Gold doesn’t need inflation to soar, just so long as gold delivers a “real” positive return – a positive gain after inflation, especially in comparison to prevailing short-term interest rates. With the Federal Reserve now promising to keep interest rates at or near zero through 2023, investors can accumulate gold with confidence that it will deliver real returns for at least the next three years, and likely much longer, due to the huge infusion of new fiat currency and federal deficit spending this year and for many years to come.
Gold and silver have soared this year, due in large part to the Fed’s expansive monetary policy. Gold has already reached an all-time high in August, and silver staged a strong rally in the same month. That’s when Federal Reserve Chairman Jerome Powell formalized Fed policy by saying it would drop its long-standing plan for pre-empting any rising inflation by raising interest rates. This time around, they said they would let inflation rates rise above their target rate of 2% without raising interest rates to stem rising inflation.

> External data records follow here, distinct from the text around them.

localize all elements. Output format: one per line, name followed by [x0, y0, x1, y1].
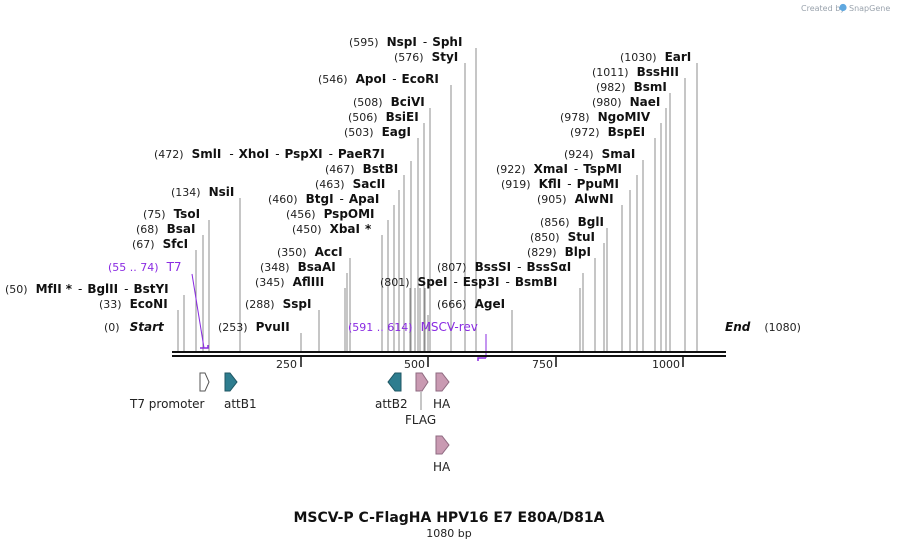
sequence-backbone: 250 500 750 1000	[172, 351, 726, 371]
enzyme-label-spei-esp3i-bsmbi[interactable]: (801) SpeI - Esp3I - BsmBI	[380, 275, 557, 289]
scale-label-500: 500	[404, 358, 425, 371]
enzyme-label-btgi-apai[interactable]: (460) BtgI - ApaI	[268, 192, 379, 206]
enzyme-label-afliii[interactable]: (345) AflIII	[255, 275, 324, 289]
primer-t7-leader	[191, 273, 205, 349]
feature-label-ha-1: HA	[433, 397, 451, 411]
enzyme-label-tsoi[interactable]: (75) TsoI	[143, 207, 200, 221]
enzyme-label-bsaai[interactable]: (348) BsaAI	[260, 260, 336, 274]
feature-flag[interactable]: FLAG	[405, 372, 436, 427]
feature-ha-2[interactable]: HA	[433, 435, 451, 474]
enzyme-label-ngomiv[interactable]: (978) NgoMIV	[560, 110, 651, 124]
snapgene-credit: Created by SnapGene	[801, 3, 890, 13]
feature-label-attb2: attB2	[375, 397, 408, 411]
enzyme-label-xmai-tspmi[interactable]: (922) XmaI - TspMI	[496, 162, 622, 176]
enzyme-label-bsshii[interactable]: (1011) BssHII	[592, 65, 679, 79]
feature-arrow-attb1	[224, 372, 238, 392]
scale-label-1000: 1000	[652, 358, 680, 371]
feature-t7-promoter[interactable]: T7 promoter	[129, 372, 210, 411]
enzyme-label-alwni[interactable]: (905) AlwNI	[537, 192, 614, 206]
enzyme-label-bgli[interactable]: (856) BglI	[540, 215, 604, 229]
scale-label-250: 250	[276, 358, 297, 371]
enzyme-label-acci[interactable]: (350) AccI	[277, 245, 343, 259]
enzyme-label-sspi[interactable]: (288) SspI	[245, 297, 311, 311]
enzyme-label-bsai[interactable]: (68) BsaI	[136, 222, 195, 236]
primers: (55 .. 74) T7 (591 .. 614) MSCV-rev	[108, 260, 487, 361]
map-title: MSCV-P C-FlagHA HPV16 E7 E80A/D81A 1080 …	[294, 510, 605, 540]
feature-attb1[interactable]: attB1	[224, 372, 257, 411]
enzyme-label-bstbi[interactable]: (467) BstBI	[325, 162, 398, 176]
enzyme-label-blpi[interactable]: (829) BlpI	[527, 245, 591, 259]
primer-t7-arrow	[200, 345, 209, 349]
enzyme-label-xbai[interactable]: (450) XbaI *	[292, 222, 372, 236]
primer-label-mscv-rev[interactable]: (591 .. 614) MSCV-rev	[348, 320, 478, 334]
feature-label-ha-2: HA	[433, 460, 451, 474]
enzyme-label-kfli-ppumi[interactable]: (919) KflI - PpuMI	[501, 177, 619, 191]
features: T7 promoter attB1 attB2 FLAG HA HA	[129, 372, 451, 474]
feature-arrow-ha-2	[435, 435, 450, 455]
enzyme-label-bspei[interactable]: (972) BspEI	[570, 125, 645, 139]
enzyme-label-apoi-ecori[interactable]: (546) ApoI - EcoRI	[318, 72, 439, 86]
end-label: End (1080)	[725, 320, 801, 334]
feature-arrow-ha-1	[435, 372, 450, 392]
snapgene-logo-icon	[839, 3, 847, 12]
plasmid-length: 1080 bp	[426, 527, 471, 540]
feature-arrow-flag	[415, 372, 429, 392]
enzyme-label-eari[interactable]: (1030) EarI	[620, 50, 691, 64]
scale-label-750: 750	[532, 358, 553, 371]
enzyme-label-smli-xhoi-pspxi-paer7i[interactable]: (472) SmlI - XhoI - PspXI - PaeR7I	[154, 147, 385, 161]
enzyme-label-bsmi[interactable]: (982) BsmI	[596, 80, 667, 94]
feature-label-flag: FLAG	[405, 413, 436, 427]
feature-ha-1[interactable]: HA	[433, 372, 451, 411]
enzyme-label-econi[interactable]: (33) EcoNI	[99, 297, 168, 311]
feature-arrow-attb2	[387, 372, 402, 392]
enzyme-label-styi[interactable]: (576) StyI	[394, 50, 458, 64]
enzyme-label-nspi-sphi[interactable]: (595) NspI - SphI	[349, 35, 462, 49]
plasmid-name: MSCV-P C-FlagHA HPV16 E7 E80A/D81A	[294, 510, 605, 526]
feature-attb2[interactable]: attB2	[375, 372, 408, 411]
enzyme-label-mfii-bglii-bstyi[interactable]: (50) MfII * - BglII - BstYI	[5, 282, 169, 296]
credit-product: SnapGene	[849, 4, 890, 13]
feature-arrow-t7-promoter	[199, 372, 210, 392]
enzyme-label-sacii[interactable]: (463) SacII	[315, 177, 385, 191]
enzyme-label-agei[interactable]: (666) AgeI	[437, 297, 505, 311]
enzyme-label-stui[interactable]: (850) StuI	[530, 230, 595, 244]
enzyme-label-nsii[interactable]: (134) NsiI	[171, 185, 234, 199]
cut-lines	[177, 48, 698, 352]
enzyme-label-smai[interactable]: (924) SmaI	[564, 147, 635, 161]
enzyme-label-bsssi-bsssai[interactable]: (807) BssSI - BssSαI	[437, 260, 571, 274]
enzyme-label-sfci[interactable]: (67) SfcI	[132, 237, 188, 251]
enzyme-label-eagi[interactable]: (503) EagI	[344, 125, 411, 139]
enzyme-label-pvuii[interactable]: (253) PvuII	[218, 320, 290, 334]
feature-label-attb1: attB1	[224, 397, 257, 411]
enzyme-label-bcivi[interactable]: (508) BciVI	[353, 95, 425, 109]
enzyme-labels: (595) NspI - SphI (576) StyI (546) ApoI - EcoRI…	[5, 35, 691, 334]
feature-label-t7-promoter: T7 promoter	[129, 397, 205, 411]
credit-created-by: Created by	[801, 4, 845, 13]
enzyme-label-bsiei[interactable]: (506) BsiEI	[348, 110, 419, 124]
start-label: (0) Start	[104, 320, 165, 334]
primer-mscv-rev-arrow	[477, 357, 486, 361]
enzyme-label-pspomi[interactable]: (456) PspOMI	[286, 207, 375, 221]
primer-label-t7[interactable]: (55 .. 74) T7	[108, 260, 182, 274]
sequence-ends: (0) Start End (1080)	[104, 320, 801, 334]
enzyme-label-naei[interactable]: (980) NaeI	[592, 95, 660, 109]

Mutual fund manager Frank Holmes has long stated that “negative real interest rates” (i.e. inflation rates higher than interest rates) are a primary engine of gold bull markets in history, and we have had negative real interest rates in Europe, Japan and the U.S. for several years now, fueling gold’s bull market since 2015. Fed policies which guarantee a continuation of negative “real” rates have accelerated the gains in gold and silver this year. The dollar’s 10% decline from March through August magnified gold’s gains.